User-generated data poses additional challenges. People lie. Dark areas on a social network map don’t represent areas not worth tweeting about; our sensor network is unevenly distributed.
NLP isn’t great at sentiment, particularly sarcasm or irony. A tweet can contain gigabytes of context instantly apparent to a brain with hundreds of thousands of neurons, and nothing to a computer.
Behavioral data has selection bias from the start.
Media coverage itself drives behavior change, so it’s tricky to measure cause and effect.
Apophenia: We sometimes think we see trends where there are none. Correlation is not causality.
This crowd data is faster. It’s not a replacement for the hard evidence and existing methods. But its speed can change outcomes.
Telescopes and macroscopes each have their own issues. 96% of the universe is dark energy or dark matter, which doesn’t reflect light. Likewise, most of our data is behind corporate firewalls or is otherwise unshareable. So much of the information about people is not available to the people charged with representing them and ensuring they are healthy. Can we find a way to share data that doesn’t compromise business or privacy?
The future of the human race
This isn’t just about corporate social responsibility. If we could get the private sector to engage in sharing some of this data in a way that doesn’t produce business risk… Many business recognize that this volatile world is a terrible climate for business. We need a global real-time public/private data commons. Which models, tools, and technologies would allow a data commons to work for everyone?
“We think a data commons is the only way we are going to survive as a species for the next 100 years.”
Getting there will require safe space for experimentation. Many attempts will not work, but need to be tried.
Pulse Lab Jakarta is a shared facility with data scientists, research fellows, and private companies with tools and data to share. They’re actively recruiting partners to experiment in the most social-media-rich area of the world.
Additional labs will follow. Kampala, in east Africa, is less of a social media hub, but offers extraordinary opportunities for financial data. Makassar, in South Sulawesi, and Medan, in North Sumatera, are also regions of focus.
Issues of interest include food prices, urban poverty, and financial behavior.
The UN is a platform, which requires partners. They partner with governments to establish Pulse Labs, conduct research, and make it available to the world.
Their approach uses different data sources for various purposes. Twitter’s great for food prices, and useless for fears about job security. They correlate this information with official data sources, and visualize trends and map the results.
- ForSight gets a shoutout for monitoring conversations based on keywords. The global soybean shortage leads to a big spike in conversations about tofu and tempeh.
- Global Pulse also uses SAS’s Social Media Analytics and Text Miner tools
- They’re using linear regression analysis of social media conversations to determine if they can predict inflation of certain types of food.
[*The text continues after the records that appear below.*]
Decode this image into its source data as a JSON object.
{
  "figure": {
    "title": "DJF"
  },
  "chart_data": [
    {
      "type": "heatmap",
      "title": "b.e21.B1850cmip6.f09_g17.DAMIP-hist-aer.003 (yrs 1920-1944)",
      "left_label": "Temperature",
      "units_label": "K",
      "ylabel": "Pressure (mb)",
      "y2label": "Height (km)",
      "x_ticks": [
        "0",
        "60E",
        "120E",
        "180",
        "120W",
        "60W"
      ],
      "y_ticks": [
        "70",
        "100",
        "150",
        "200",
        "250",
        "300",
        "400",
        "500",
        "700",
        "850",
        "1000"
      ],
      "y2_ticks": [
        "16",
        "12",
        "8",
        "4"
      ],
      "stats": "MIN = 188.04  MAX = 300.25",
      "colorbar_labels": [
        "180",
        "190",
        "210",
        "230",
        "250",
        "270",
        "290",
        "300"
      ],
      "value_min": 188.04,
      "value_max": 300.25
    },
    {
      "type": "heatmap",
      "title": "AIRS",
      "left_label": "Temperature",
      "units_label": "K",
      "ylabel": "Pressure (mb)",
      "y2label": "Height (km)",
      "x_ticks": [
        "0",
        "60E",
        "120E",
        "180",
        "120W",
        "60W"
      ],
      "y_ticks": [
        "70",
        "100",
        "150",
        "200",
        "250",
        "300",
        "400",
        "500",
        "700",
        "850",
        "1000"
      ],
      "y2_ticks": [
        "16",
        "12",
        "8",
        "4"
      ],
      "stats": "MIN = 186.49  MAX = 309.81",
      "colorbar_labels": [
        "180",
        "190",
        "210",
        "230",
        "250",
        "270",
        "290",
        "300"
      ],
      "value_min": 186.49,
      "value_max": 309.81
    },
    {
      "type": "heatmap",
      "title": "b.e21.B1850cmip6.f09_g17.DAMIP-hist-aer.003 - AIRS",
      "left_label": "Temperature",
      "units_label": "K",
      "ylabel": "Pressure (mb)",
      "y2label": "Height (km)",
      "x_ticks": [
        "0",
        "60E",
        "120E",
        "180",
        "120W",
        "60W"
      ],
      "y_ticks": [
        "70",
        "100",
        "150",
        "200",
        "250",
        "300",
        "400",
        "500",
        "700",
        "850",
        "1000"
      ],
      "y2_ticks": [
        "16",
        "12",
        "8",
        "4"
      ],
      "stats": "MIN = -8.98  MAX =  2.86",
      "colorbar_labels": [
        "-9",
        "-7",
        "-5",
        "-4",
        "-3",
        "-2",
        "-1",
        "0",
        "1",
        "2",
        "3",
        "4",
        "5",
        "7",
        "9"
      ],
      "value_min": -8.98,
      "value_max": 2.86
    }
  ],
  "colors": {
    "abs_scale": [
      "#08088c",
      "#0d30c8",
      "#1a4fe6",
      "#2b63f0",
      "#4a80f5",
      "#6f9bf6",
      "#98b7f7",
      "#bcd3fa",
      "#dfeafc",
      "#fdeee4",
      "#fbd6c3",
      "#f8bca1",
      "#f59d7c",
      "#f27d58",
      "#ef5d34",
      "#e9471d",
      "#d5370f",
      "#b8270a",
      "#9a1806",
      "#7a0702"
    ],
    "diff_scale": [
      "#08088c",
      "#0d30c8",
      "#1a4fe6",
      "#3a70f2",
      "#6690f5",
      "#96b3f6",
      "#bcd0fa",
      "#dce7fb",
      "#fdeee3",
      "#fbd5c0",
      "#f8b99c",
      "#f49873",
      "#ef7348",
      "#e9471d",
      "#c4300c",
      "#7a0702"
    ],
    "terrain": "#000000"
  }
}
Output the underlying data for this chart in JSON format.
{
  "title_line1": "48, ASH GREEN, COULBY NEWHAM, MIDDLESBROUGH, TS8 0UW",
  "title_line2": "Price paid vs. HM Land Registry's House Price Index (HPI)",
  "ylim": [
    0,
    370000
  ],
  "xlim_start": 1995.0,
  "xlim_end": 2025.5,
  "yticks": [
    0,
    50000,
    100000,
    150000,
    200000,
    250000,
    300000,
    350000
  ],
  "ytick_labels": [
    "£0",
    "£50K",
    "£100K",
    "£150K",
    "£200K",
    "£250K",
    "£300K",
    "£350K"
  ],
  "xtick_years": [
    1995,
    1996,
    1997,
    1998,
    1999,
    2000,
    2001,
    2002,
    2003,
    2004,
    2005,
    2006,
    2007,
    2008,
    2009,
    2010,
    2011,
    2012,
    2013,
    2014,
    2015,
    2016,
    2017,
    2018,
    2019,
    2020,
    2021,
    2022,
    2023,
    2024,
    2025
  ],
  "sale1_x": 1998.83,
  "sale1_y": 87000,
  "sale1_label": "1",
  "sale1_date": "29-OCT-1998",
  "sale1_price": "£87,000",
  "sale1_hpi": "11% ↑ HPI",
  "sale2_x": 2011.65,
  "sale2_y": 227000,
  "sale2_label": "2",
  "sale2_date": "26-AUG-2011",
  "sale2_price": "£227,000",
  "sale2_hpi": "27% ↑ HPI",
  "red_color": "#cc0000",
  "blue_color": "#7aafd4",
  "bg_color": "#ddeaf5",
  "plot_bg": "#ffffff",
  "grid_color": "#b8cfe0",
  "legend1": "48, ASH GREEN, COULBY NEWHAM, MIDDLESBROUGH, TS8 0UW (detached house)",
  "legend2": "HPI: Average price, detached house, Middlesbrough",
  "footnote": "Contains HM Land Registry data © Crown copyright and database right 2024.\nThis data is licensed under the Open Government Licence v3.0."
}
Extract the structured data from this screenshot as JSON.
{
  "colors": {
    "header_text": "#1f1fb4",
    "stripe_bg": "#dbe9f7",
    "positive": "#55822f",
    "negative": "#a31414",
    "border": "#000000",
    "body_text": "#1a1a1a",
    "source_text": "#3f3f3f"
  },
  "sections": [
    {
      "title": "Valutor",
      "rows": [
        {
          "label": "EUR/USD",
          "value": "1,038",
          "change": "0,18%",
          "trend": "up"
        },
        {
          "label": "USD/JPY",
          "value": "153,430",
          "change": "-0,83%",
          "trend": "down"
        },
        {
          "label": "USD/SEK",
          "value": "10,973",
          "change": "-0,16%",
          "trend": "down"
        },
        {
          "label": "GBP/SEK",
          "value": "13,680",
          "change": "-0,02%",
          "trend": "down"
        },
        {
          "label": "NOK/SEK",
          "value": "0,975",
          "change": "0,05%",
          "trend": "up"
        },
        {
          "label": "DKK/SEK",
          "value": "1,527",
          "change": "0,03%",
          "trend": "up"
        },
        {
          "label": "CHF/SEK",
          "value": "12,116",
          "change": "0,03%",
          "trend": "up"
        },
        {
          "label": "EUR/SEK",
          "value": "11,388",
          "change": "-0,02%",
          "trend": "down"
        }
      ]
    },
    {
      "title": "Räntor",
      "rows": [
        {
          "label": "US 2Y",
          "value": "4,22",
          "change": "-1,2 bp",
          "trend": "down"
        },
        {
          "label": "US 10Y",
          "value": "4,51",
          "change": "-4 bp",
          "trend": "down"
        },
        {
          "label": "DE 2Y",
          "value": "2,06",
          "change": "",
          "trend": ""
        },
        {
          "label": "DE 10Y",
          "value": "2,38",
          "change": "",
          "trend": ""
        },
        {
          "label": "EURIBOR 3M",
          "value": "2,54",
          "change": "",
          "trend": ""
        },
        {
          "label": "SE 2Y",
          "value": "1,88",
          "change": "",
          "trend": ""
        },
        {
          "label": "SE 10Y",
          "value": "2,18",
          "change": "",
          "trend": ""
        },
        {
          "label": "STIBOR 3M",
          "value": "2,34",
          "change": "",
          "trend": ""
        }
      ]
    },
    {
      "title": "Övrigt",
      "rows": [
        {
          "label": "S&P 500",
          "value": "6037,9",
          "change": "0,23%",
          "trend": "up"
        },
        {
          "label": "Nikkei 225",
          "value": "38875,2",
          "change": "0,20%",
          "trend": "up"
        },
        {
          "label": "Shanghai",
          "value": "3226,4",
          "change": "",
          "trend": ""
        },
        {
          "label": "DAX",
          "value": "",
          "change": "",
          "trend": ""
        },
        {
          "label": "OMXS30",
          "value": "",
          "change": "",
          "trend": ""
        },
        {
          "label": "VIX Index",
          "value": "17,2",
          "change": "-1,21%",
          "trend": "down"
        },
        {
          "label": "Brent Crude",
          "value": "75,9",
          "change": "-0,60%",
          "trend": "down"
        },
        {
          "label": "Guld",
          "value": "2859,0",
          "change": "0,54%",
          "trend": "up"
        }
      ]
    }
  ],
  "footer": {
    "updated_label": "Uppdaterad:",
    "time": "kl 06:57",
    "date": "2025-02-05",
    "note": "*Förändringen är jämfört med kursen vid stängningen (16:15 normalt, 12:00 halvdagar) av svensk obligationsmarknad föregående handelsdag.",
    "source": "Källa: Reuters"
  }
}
When prices go up, people tweet about that food. Except eggs. Indonesians tweet more about eggs as the price drops (“Mmm…omelet”).
Does this finding apply elsewhere? We’re going to need to map what these findings mean, and where they apply.
Our social media signals are getting stronger. People talk about basic needs using social media more than they used to. And the temporal correlation is growing stronger, too. Greater distribution of the human sensor network improves our results.
Our weather tools are pretty sophisticated because they pull from a large number of weather stations AND algorithmic detectors. Could we do the same for the monitoring of human networks?
This community is at an inflection point. The data’s everywhere, the tools are taking off, and the future’s exciting.